(no title)
k310 | 6 days ago
Two things I have noticed.
1. When I leave the list at home before a long drive to shop, the really important items have to be recalled. This favors short lists in general. Seriously, for most personal tasks, if your list is longer than say, 6 important items, you are overloading both your workload and memory. My opinion.
2. Last night, I noticed that my shopping list disappeared "somewhere" in my trip, despite the fact that I tied a pen to the little notebook with a cord.
Age creeping in? Not really. The damn thing(s) had fallen (as usual) between the car seat and the console, as I discovered after unloading groceries. I am making plans to stuff that space with some foam or bubble wrap to prevent this most noxious (and knuckle-scraping) failure mode.
This has been a problem for how long? 120 years?
Sometimes, I take a phone photo of the list.
I only left the phone home once, but was close enough to home to go get it. Usually there's a bluetooth indicator on the now-ancient 2018 infotainment display.

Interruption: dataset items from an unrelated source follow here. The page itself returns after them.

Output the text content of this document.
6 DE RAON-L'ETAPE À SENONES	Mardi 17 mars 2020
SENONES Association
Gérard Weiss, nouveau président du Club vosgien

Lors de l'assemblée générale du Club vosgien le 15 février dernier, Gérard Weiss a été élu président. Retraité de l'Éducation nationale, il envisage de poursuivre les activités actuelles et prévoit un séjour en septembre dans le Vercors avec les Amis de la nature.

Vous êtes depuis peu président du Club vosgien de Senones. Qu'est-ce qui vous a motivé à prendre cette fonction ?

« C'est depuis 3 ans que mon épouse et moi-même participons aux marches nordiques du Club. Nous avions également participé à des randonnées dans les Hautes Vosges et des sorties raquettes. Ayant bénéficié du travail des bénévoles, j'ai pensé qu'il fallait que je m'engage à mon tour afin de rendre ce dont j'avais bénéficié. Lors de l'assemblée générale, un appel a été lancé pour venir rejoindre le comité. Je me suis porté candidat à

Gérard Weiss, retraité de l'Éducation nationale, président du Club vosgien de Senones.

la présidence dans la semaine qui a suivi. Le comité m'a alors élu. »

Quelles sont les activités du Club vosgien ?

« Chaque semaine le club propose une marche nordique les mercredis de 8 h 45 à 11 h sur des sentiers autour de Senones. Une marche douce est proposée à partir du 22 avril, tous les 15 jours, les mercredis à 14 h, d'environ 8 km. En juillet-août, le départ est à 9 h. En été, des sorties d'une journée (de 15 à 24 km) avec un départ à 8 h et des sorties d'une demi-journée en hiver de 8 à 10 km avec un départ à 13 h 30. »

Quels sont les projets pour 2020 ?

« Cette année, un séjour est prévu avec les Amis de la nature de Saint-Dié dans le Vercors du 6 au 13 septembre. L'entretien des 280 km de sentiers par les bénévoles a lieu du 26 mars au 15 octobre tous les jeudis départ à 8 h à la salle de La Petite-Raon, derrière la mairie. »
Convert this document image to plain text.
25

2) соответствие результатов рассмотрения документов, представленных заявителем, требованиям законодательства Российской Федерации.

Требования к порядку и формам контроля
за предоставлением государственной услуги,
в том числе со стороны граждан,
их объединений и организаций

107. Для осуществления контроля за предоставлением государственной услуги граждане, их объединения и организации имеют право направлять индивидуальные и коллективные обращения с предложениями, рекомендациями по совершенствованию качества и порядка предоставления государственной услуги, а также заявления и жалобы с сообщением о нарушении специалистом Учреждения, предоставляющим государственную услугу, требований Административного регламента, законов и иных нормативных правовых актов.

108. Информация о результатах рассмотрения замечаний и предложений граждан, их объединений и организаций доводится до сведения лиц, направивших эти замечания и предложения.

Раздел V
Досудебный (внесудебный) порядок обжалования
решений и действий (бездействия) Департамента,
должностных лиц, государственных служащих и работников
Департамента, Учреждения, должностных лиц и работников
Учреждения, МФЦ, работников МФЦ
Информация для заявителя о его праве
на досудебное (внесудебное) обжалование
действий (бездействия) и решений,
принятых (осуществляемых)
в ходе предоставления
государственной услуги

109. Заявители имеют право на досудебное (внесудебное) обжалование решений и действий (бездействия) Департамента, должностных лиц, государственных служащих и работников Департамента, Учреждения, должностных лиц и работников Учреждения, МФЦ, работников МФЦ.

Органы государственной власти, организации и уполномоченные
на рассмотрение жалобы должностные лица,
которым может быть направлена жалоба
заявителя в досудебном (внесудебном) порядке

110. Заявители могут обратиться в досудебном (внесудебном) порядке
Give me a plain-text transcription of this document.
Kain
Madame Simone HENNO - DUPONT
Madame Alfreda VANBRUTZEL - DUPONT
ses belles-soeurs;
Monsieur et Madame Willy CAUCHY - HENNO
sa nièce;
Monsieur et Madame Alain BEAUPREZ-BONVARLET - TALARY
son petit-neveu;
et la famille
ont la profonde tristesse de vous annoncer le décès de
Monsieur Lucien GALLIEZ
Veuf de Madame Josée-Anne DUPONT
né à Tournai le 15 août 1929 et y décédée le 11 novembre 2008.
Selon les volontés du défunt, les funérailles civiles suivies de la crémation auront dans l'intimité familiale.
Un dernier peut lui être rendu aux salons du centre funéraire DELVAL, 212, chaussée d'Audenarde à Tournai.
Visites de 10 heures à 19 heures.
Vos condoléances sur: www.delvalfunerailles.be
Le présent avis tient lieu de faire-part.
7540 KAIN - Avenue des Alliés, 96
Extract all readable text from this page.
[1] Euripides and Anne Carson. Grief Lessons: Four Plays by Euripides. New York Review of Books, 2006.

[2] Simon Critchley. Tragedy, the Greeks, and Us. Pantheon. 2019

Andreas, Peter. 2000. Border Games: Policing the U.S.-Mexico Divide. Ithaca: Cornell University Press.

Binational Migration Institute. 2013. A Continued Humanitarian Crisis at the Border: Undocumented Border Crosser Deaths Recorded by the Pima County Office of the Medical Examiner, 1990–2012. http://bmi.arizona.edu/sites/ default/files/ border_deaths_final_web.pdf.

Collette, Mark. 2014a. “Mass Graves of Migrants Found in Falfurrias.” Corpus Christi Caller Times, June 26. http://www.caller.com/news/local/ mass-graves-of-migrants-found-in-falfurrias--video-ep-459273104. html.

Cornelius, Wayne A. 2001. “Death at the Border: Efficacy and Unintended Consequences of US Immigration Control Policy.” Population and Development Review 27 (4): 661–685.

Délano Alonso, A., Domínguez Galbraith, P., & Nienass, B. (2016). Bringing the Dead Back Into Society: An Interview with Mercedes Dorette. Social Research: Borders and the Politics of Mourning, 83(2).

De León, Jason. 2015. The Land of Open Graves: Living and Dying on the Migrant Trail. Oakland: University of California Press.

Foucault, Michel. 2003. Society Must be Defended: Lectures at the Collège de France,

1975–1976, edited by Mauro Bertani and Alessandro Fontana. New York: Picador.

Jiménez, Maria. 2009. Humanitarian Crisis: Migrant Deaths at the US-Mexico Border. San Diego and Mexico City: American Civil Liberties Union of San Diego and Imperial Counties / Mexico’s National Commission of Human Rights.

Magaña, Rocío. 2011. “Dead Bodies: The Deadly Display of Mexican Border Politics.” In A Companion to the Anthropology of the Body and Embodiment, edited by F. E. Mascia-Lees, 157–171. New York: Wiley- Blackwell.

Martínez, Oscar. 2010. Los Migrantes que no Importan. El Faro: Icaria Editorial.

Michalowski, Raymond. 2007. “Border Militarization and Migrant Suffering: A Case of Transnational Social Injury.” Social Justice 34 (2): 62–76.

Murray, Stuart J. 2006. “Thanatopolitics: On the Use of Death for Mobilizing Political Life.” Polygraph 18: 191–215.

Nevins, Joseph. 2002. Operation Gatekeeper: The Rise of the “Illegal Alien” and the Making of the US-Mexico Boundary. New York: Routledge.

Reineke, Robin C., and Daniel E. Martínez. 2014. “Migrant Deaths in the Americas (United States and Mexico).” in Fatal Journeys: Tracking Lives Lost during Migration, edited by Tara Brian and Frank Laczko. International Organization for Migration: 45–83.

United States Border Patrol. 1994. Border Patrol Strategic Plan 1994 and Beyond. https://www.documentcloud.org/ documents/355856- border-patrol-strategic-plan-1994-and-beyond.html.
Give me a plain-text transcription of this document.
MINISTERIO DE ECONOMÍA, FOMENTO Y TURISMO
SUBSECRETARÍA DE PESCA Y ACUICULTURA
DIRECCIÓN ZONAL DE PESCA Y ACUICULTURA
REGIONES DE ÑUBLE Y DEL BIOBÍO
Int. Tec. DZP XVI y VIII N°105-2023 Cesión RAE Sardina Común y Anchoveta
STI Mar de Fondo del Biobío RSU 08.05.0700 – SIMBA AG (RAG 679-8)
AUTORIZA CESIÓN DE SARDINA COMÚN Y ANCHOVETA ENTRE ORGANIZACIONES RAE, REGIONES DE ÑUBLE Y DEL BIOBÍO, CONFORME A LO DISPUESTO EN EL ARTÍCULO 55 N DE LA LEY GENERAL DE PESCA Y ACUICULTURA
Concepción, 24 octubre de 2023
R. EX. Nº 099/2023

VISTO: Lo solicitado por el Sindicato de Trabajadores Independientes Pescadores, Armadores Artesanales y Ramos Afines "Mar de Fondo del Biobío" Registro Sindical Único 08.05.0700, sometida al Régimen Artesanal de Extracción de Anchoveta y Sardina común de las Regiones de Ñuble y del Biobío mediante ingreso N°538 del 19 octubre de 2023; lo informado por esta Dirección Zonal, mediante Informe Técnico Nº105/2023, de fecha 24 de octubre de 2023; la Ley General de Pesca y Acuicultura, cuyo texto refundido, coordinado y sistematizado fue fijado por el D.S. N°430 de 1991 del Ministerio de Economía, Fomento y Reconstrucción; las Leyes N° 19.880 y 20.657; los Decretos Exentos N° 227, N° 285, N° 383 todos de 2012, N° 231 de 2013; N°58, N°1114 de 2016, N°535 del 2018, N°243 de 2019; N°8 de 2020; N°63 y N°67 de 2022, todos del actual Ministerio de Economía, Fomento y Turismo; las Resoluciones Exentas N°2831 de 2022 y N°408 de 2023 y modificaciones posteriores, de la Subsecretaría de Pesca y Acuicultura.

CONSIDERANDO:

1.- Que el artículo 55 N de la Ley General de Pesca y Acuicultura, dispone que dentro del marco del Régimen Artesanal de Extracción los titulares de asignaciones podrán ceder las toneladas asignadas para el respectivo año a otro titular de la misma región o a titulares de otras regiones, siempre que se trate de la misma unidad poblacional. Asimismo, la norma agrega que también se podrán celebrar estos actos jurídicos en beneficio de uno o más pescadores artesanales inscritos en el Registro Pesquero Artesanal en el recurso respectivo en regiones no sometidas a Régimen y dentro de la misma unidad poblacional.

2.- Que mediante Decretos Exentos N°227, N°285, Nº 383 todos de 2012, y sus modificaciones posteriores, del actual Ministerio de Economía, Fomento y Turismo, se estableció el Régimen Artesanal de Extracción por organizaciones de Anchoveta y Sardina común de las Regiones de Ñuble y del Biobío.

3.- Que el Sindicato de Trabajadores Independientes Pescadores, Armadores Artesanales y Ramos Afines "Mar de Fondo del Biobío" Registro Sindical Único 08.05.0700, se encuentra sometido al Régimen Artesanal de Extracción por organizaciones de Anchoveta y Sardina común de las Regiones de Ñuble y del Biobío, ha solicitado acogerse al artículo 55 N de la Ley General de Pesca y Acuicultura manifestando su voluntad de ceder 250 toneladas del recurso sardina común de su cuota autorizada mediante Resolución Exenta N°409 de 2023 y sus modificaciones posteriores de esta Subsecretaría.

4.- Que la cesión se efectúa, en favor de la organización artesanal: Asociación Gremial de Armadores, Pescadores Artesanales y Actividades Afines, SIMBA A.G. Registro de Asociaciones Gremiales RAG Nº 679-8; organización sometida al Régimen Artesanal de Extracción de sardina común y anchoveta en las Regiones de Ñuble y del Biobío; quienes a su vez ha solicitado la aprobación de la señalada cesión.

> Better lists, fewer impulsive decisions
Not really, at least for me. "-)
Generally, psychology doesn't work for me. My daughter has an Honors Psychology degree, and I am advising her to tell me the opposite of what she suggests, in honor of my cantankerous and contrarian nature.
gruez|6 days ago
Just store the list on your phone? It's better ux too. Unlike with pen and paper, you can check off items with a tap and rearrange them arbitrarily.
k310|6 days ago
(It's a small phone and perfectly fits a very old camera case that holds some adapters in a pocket)
Any more than to pay. The advantage to paying with the phone is that through regular but not constant use, I am very unlikely to misplace it.
As noted, I sometimes do both. I think that my old shopping app fell by the wayside (as apps sometimes do) and I never replaced it.